Drumlines and long lines have been used successfully in Recife in a long term program, where shark attacks have been reduced by around 97%. Sharks are initially caught on baited drum lines. Once captured, the sharks (if found alive) are humanely handled and tagged. They are then relocated offshore and their movements are tracked. The project is known as the Shark Monitoring Program of Recife (SMPR). A report assessing the program's performance was published in 2013. It stated: "Overall, the SMPR seems to be less detrimental than shark meshing strategies while clearly contributing for enhancing bather safety; thus, it may provide an effective, ecologically balanced tool for assisting in shark attack mitigation."

=== Réunion Island (France) ===
The prevalence of shark attacks at Réunion Island—there were 19 attacks between 2011 and 2016, including seven which were fatal—prompted Réunion island's government to carry out a range of systematic long term shark protection activities, including a shark cull, utilising "smart" drumlines and longlines.
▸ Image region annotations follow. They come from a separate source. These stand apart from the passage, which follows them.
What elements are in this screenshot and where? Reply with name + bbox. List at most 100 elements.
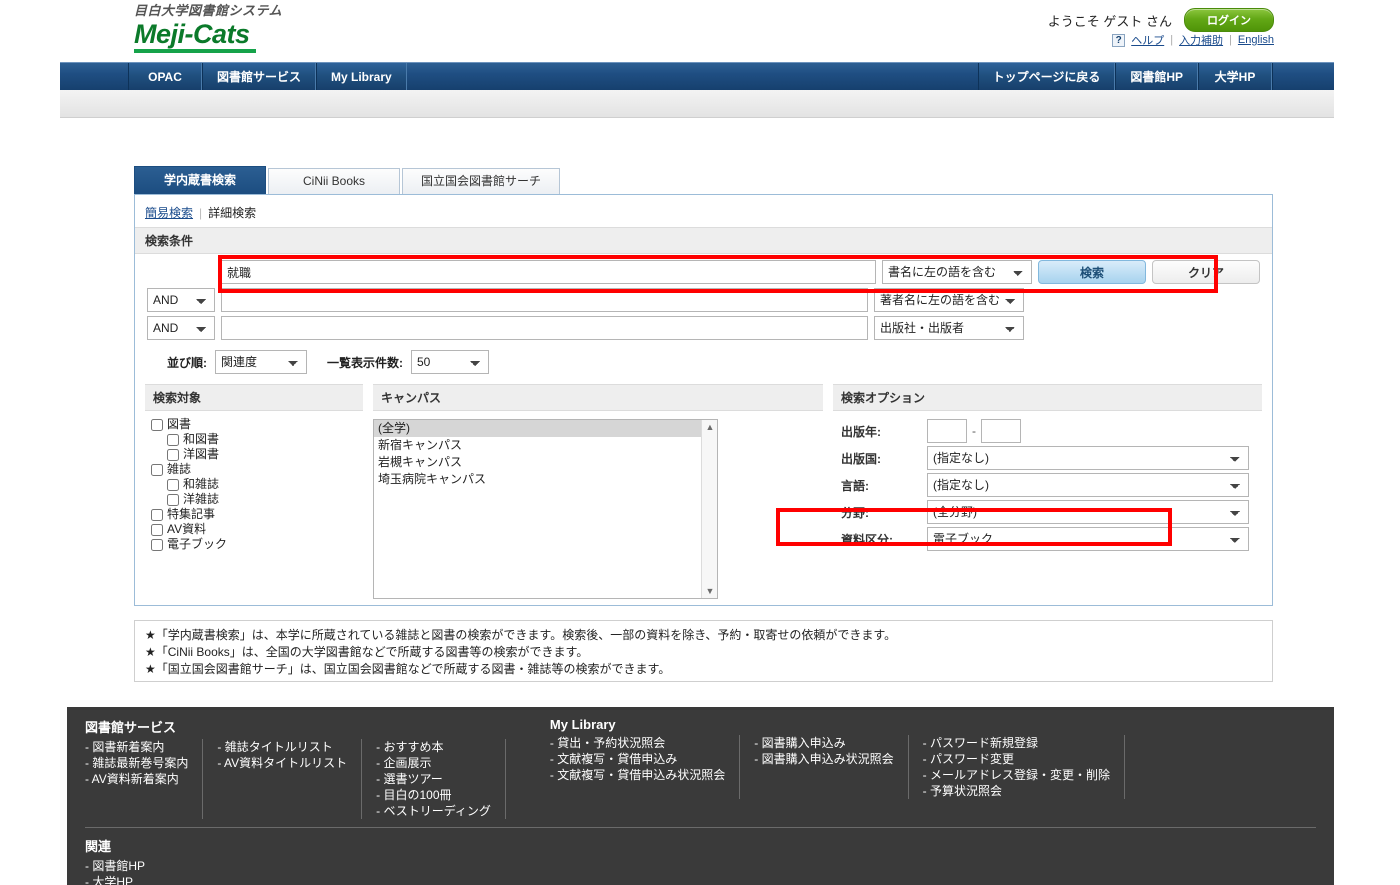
checkbox-av-shiryo[interactable] — [151, 523, 163, 536]
detailed-search-link[interactable]: 詳細検索 — [208, 206, 256, 220]
publication-year-to-input[interactable] — [981, 419, 1021, 443]
campus-option-all[interactable]: (全学) — [374, 420, 717, 437]
checkbox-item-denshi-book[interactable]: 電子ブック — [151, 537, 359, 552]
footer-title-related: 関連 — [85, 839, 112, 854]
footer-link-best-reading[interactable]: ベストリーディング — [376, 803, 491, 819]
welcome-area: ようこそ ゲスト さん ログイン — [1048, 8, 1274, 32]
search-target-header: 検索対象 — [145, 384, 363, 411]
checkbox-wa-tosho[interactable] — [167, 433, 179, 446]
nav-item-back-to-top[interactable]: トップページに戻る — [977, 63, 1116, 90]
login-button[interactable]: ログイン — [1184, 8, 1274, 32]
link-separator-1: | — [1170, 34, 1174, 46]
checkbox-item-yo-zasshi[interactable]: 洋雑誌 — [151, 492, 359, 507]
sub-navigation-bar — [60, 90, 1334, 118]
search-field-select-2[interactable]: 著者名に左の語を含む — [874, 288, 1024, 312]
scroll-down-icon[interactable]: ▼ — [705, 586, 715, 596]
campus-option-saitama-hospital[interactable]: 埼玉病院キャンパス — [374, 471, 717, 488]
campus-listbox-scrollbar[interactable]: ▲ ▼ — [701, 420, 717, 598]
site-logo[interactable]: 目白大学図書館システム Meji-Cats — [134, 3, 282, 53]
search-field-select-1[interactable]: 書名に左の語を含む — [882, 260, 1032, 284]
search-keyword-input-3[interactable] — [221, 316, 868, 340]
checkbox-label-denshi-book: 電子ブック — [167, 537, 228, 551]
campus-option-iwatsuki[interactable]: 岩槻キャンパス — [374, 454, 717, 471]
footer-link-budget-status[interactable]: 予算状況照会 — [923, 783, 1110, 799]
checkbox-denshi-book[interactable] — [151, 538, 163, 551]
scroll-up-icon[interactable]: ▲ — [705, 422, 715, 432]
footer-link-purchase-status[interactable]: 図書購入申込み状況照会 — [754, 751, 894, 767]
checkbox-wa-zasshi[interactable] — [167, 478, 179, 491]
nav-item-library-hp[interactable]: 図書館HP — [1115, 63, 1198, 90]
search-button[interactable]: 検索 — [1038, 260, 1146, 284]
footer-link-email-manage[interactable]: メールアドレス登録・変更・削除 — [923, 767, 1110, 783]
footer-group-library-service: 図書館サービス 図書新着案内 雑誌最新巻号案内 AV資料新着案内 雑誌タイトルリ… — [67, 713, 532, 819]
checkbox-item-av-shiryo[interactable]: AV資料 — [151, 522, 359, 537]
footer-link-ill-status[interactable]: 文献複写・貸借申込み状況照会 — [550, 767, 725, 783]
footer-link-journal-title-list[interactable]: 雑誌タイトルリスト — [217, 739, 347, 755]
note-line-1: ★「学内蔵書検索」は、本学に所蔵されている雑誌と図書の検索ができます。検索後、一… — [145, 628, 897, 642]
nav-item-university-hp[interactable]: 大学HP — [1198, 63, 1272, 90]
publication-year-from-input[interactable] — [927, 419, 967, 443]
footer-link-password-register[interactable]: パスワード新規登録 — [923, 735, 1110, 751]
nav-item-opac[interactable]: OPAC — [128, 63, 202, 90]
checkbox-yo-zasshi[interactable] — [167, 493, 179, 506]
checkbox-tokushu-kiji[interactable] — [151, 508, 163, 521]
footer-link-new-av[interactable]: AV資料新着案内 — [85, 771, 188, 787]
sort-order-select[interactable]: 関連度 — [215, 350, 307, 374]
footer-link-loan-status[interactable]: 貸出・予約状況照会 — [550, 735, 725, 751]
material-type-select[interactable]: 電子ブック — [927, 527, 1249, 551]
publication-country-select[interactable]: (指定なし) — [927, 446, 1249, 470]
checkbox-item-tosho[interactable]: 図書 — [151, 417, 359, 432]
input-assist-link[interactable]: 入力補助 — [1179, 32, 1223, 48]
clear-button[interactable]: クリア — [1152, 260, 1260, 284]
footer-related-section: 関連 図書館HP 大学HP — [67, 828, 1334, 885]
help-links: ? ヘルプ | 入力補助 | English — [1112, 32, 1274, 48]
tab-ndl-search[interactable]: 国立国会図書館サーチ — [402, 168, 561, 194]
footer-link-ill-request[interactable]: 文献複写・貸借申込み — [550, 751, 725, 767]
footer-column-ls-1: 図書新着案内 雑誌最新巻号案内 AV資料新着案内 — [85, 739, 204, 819]
footer-title-my-library: My Library — [549, 717, 616, 732]
checkbox-item-wa-tosho[interactable]: 和図書 — [151, 432, 359, 447]
checkbox-label-tosho: 図書 — [167, 417, 192, 431]
checkbox-item-tokushu-kiji[interactable]: 特集記事 — [151, 507, 359, 522]
boolean-operator-select-3[interactable]: AND — [147, 316, 215, 340]
search-keyword-input-2[interactable] — [221, 288, 868, 312]
checkbox-zasshi[interactable] — [151, 463, 163, 476]
footer-link-purchase-request[interactable]: 図書購入申込み — [754, 735, 893, 751]
nav-right-group: トップページに戻る 図書館HP 大学HP — [977, 63, 1334, 90]
footer-link-password-change[interactable]: パスワード変更 — [923, 751, 1110, 767]
checkbox-item-wa-zasshi[interactable]: 和雑誌 — [151, 477, 359, 492]
footer-link-university-hp[interactable]: 大学HP — [85, 874, 1334, 885]
checkbox-yo-tosho[interactable] — [167, 448, 179, 461]
checkbox-label-av-shiryo: AV資料 — [167, 522, 207, 536]
subject-field-select[interactable]: (全分野) — [927, 500, 1249, 524]
nav-item-library-service[interactable]: 図書館サービス — [202, 63, 317, 90]
footer-column-ls-2: 雑誌タイトルリスト AV資料タイトルリスト — [217, 739, 363, 819]
checkbox-item-yo-tosho[interactable]: 洋図書 — [151, 447, 359, 462]
simple-search-link[interactable]: 簡易検索 — [145, 206, 193, 220]
tab-campus-catalog[interactable]: 学内蔵書検索 — [134, 166, 266, 194]
search-keyword-input-1[interactable] — [221, 260, 876, 284]
publication-year-row: 出版年: - — [841, 419, 1258, 443]
footer-link-book-tour[interactable]: 選書ツアー — [376, 771, 491, 787]
checkbox-tosho[interactable] — [151, 418, 163, 431]
footer-link-recommended[interactable]: おすすめ本 — [376, 739, 491, 755]
footer-link-mejiro-100[interactable]: 目白の100冊 — [376, 787, 491, 803]
language-select[interactable]: (指定なし) — [927, 473, 1249, 497]
display-count-select[interactable]: 50 — [411, 350, 489, 374]
footer-link-latest-journals[interactable]: 雑誌最新巻号案内 — [85, 755, 188, 771]
footer-link-new-books[interactable]: 図書新着案内 — [85, 739, 188, 755]
boolean-operator-select-2[interactable]: AND — [147, 288, 215, 312]
english-link[interactable]: English — [1238, 34, 1274, 46]
help-link[interactable]: ヘルプ — [1131, 32, 1164, 48]
footer-link-exhibition[interactable]: 企画展示 — [376, 755, 491, 771]
language-row: 言語: (指定なし) — [841, 473, 1258, 497]
search-field-select-3[interactable]: 出版社・出版者 — [874, 316, 1024, 340]
logo-title: Meji-Cats — [134, 19, 256, 53]
footer-link-av-title-list[interactable]: AV資料タイトルリスト — [217, 755, 347, 771]
checkbox-item-zasshi[interactable]: 雑誌 — [151, 462, 359, 477]
footer-link-library-hp[interactable]: 図書館HP — [85, 858, 1334, 874]
nav-item-my-library[interactable]: My Library — [316, 63, 407, 90]
campus-option-shinjuku[interactable]: 新宿キャンパス — [374, 437, 717, 454]
campus-listbox[interactable]: (全学) 新宿キャンパス 岩槻キャンパス 埼玉病院キャンパス ▲ ▼ — [373, 419, 718, 599]
tab-cinii-books[interactable]: CiNii Books — [268, 168, 400, 194]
In the five years to August 2016, more than 170 sharks died as part of the cull.

In 2015, two shark-proof fences were strung at beaches to the west of the island, at a cost of €2 million. Maintenance of the fences is projected to cost €1 million a year. The protective nets / shark enclosures at the two beaches have a total length of just under 1 mile and are subject to damage from heavy swell. On 27 August 2016 a surfer lost an arm and a foot from a shark attack while surfing within one of the enclosures. It was reported that at the time of the attack there was a two-meter hole in the nets, most probably caused by the swell.